そうした中で、語ってくださった方々の言葉に、私は強く心を動かされました。
「戦争の話は、誰にも話したことがない。思い出したくなくて避けてきたけど、死ぬ前に、安心して語り合えたらと思う」
「同じ時代を生きた人たちと、心おきなく語れる場があったらいい」
「戦争で苦しい思いをしたのは自分だけだと思っていたけど、みんな同じだったんだね」
戦争の体験を語る機会がほとんどなく、誰にも言えないまま抱えていた想いや記憶が、心の中でずっと「ふつふつ」としていたのだということに気づかされました。
「同じ戦世(いくさゆー)を生きた者同士で、安心して語り合える場がほしい」
戦争の痛みを抱えて生きてきた方々が、人生の終わりに「やりたい」と願っていることがあるなら、
その実現を共に目指したい――。
こうして2005年、「語り合いの場」の取り組みが始まりました。
「語り合いの場」とは
初年度は、沖縄県内7か所で会を開き、73名の方々が参加してくださいました。平均年齢は77.7歳。月に1回、セミクローズド形式で集まりました。

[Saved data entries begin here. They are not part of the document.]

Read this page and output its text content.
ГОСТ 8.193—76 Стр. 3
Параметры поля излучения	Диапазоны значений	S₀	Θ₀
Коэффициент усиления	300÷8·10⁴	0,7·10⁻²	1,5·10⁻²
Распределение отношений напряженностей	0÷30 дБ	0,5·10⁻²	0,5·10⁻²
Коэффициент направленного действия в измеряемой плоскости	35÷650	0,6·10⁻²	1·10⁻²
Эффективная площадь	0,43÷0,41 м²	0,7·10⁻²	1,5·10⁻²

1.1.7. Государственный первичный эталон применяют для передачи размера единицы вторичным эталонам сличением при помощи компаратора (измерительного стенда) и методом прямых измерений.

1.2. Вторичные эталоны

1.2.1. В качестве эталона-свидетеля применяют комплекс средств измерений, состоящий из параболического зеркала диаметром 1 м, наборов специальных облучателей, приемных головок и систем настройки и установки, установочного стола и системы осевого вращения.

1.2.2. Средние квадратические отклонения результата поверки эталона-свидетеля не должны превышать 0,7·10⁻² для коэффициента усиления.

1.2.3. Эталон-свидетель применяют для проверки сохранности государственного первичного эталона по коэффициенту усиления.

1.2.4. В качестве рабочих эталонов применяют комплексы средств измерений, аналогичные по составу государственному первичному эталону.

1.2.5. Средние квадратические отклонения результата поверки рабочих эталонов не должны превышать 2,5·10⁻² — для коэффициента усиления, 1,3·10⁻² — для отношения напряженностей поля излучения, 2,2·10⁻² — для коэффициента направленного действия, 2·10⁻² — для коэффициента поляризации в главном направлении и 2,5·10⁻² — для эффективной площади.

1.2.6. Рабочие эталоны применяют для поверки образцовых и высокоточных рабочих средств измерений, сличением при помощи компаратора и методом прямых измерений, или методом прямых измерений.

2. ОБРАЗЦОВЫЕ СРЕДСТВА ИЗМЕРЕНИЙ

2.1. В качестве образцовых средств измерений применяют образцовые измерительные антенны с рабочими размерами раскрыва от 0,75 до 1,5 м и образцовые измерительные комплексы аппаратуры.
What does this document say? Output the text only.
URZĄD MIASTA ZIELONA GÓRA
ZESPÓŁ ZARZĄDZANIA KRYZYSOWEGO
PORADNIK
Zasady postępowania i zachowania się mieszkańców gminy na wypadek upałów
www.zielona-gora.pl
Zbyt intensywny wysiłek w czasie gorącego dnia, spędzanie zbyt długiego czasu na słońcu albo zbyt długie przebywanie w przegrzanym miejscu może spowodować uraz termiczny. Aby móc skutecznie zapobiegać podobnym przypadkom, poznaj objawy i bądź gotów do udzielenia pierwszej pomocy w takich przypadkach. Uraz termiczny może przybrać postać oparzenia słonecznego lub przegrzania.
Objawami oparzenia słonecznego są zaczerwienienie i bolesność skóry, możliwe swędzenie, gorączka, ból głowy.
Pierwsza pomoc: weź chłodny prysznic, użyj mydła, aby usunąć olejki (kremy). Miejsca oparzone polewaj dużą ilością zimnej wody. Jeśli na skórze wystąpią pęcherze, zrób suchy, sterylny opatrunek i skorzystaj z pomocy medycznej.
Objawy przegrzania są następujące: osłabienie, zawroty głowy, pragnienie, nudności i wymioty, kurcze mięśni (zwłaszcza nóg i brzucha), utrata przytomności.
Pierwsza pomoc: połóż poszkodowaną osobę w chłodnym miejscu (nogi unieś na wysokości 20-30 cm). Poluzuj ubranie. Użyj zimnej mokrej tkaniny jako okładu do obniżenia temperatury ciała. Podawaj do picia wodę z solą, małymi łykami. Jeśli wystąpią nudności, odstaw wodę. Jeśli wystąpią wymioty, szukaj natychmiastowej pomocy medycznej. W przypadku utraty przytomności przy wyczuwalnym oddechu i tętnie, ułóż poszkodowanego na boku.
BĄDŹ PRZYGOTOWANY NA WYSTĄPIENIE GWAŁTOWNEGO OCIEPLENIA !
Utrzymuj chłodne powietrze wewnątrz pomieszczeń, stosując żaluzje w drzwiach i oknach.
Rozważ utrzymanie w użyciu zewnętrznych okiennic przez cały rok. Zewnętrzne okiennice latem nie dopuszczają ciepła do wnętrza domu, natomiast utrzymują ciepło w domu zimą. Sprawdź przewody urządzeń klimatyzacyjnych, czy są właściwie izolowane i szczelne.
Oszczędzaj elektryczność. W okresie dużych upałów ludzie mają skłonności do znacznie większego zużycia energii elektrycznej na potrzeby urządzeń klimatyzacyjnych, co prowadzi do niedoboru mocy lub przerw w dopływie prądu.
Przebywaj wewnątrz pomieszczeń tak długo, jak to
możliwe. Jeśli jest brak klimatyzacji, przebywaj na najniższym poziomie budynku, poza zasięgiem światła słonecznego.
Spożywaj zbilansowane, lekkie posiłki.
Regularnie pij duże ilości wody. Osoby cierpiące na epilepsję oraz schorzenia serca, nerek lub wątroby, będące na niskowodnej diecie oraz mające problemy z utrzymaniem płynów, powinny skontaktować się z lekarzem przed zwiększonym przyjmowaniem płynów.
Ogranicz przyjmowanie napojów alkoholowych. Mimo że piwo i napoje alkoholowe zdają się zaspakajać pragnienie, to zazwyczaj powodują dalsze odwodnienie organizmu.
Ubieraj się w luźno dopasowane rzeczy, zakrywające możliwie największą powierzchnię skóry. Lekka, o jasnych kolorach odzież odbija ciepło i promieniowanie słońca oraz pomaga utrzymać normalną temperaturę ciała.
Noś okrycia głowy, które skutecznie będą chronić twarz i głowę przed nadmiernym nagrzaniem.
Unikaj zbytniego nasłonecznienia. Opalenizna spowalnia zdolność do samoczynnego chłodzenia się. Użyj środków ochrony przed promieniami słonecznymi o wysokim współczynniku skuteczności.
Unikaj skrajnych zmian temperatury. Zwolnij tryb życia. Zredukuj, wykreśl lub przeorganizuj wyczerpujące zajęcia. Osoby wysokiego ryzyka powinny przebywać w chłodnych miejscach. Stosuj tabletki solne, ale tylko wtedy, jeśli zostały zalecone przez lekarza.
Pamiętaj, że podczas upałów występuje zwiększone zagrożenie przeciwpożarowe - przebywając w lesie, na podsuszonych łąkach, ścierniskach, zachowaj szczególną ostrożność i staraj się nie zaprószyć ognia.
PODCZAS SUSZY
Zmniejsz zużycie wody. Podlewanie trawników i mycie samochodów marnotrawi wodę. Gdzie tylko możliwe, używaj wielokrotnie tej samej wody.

途中から参加したい方がいらっしゃる場合は、すべてのメンバーの同意を得ました。
進め方や場所は地域ごとに異なり、ある会では「今日は戦争当時のことを話しましょう」とテーマを設けたり、別の会では散歩や地域交流の中で語りが自然に生まれたりしました。
ご家族や小学生と一緒に語る会もありました。
時には意見がぶつかることもありましたが、
お互いの気持ちや希望を尊重しながら、「どんな場にしたいか」を話し合いながら決めていくプロセスが大切にされました。

実践の流れと約束ごと

語り合いの場を始めるにあたっては、以下のような準備を行いました。
参加希望者とご家族への聞き取り
└ 参加への思い、不安、ご家族の理解などを丁寧に伺いました。
スタッフ体制の構築
└ 看護師や心理職の友人たちと協力し、見守りの体制を整えました。
会場の確保
└ 一部の会場では利用を断られることもあり、試行錯誤しながら調整しました。
説明会の開催(ご家族にも参加をお願い)
└ 語り合い後に生じる可能性のある心理的反応についても共有し、理解を得ました。
事前面接の実施
└ 少ない方で2回、多い方では30回以上、丁寧に対話を重ねて参加意思を確認しました。
準備会(どんな場にしたいかを一緒に話す時間)
└ 参加者のニーズとグループ全体の方向性を調整する大切な時間でした。
必要に応じて、別の活動へ移行する選択肢も用意しました。
1年を1つの区切りとし、次年度も参加するかどうかを確認しながら、その時々の参加者の想いに合わせて柔軟に場をつくっていく。
それが「語り合いの場」のあり方でした。

「語り合いの場」とは、安心して、何を話してもよい場。
「語る人」「聴く人」として分かれるのではなく、
共に痛みを抱えながら生きてきた人びとが、心を寄せ合い、響き合うための場です。
沈黙の中にあった言葉が、声となり、
声が人と人をつなぎ、
その対話が、未来への記憶となっていく。
そして、互いが今を生きる喜びを語り合い、笑い合う場でもありました。
それが、私たちの「ちむぐりさの語り合い」です。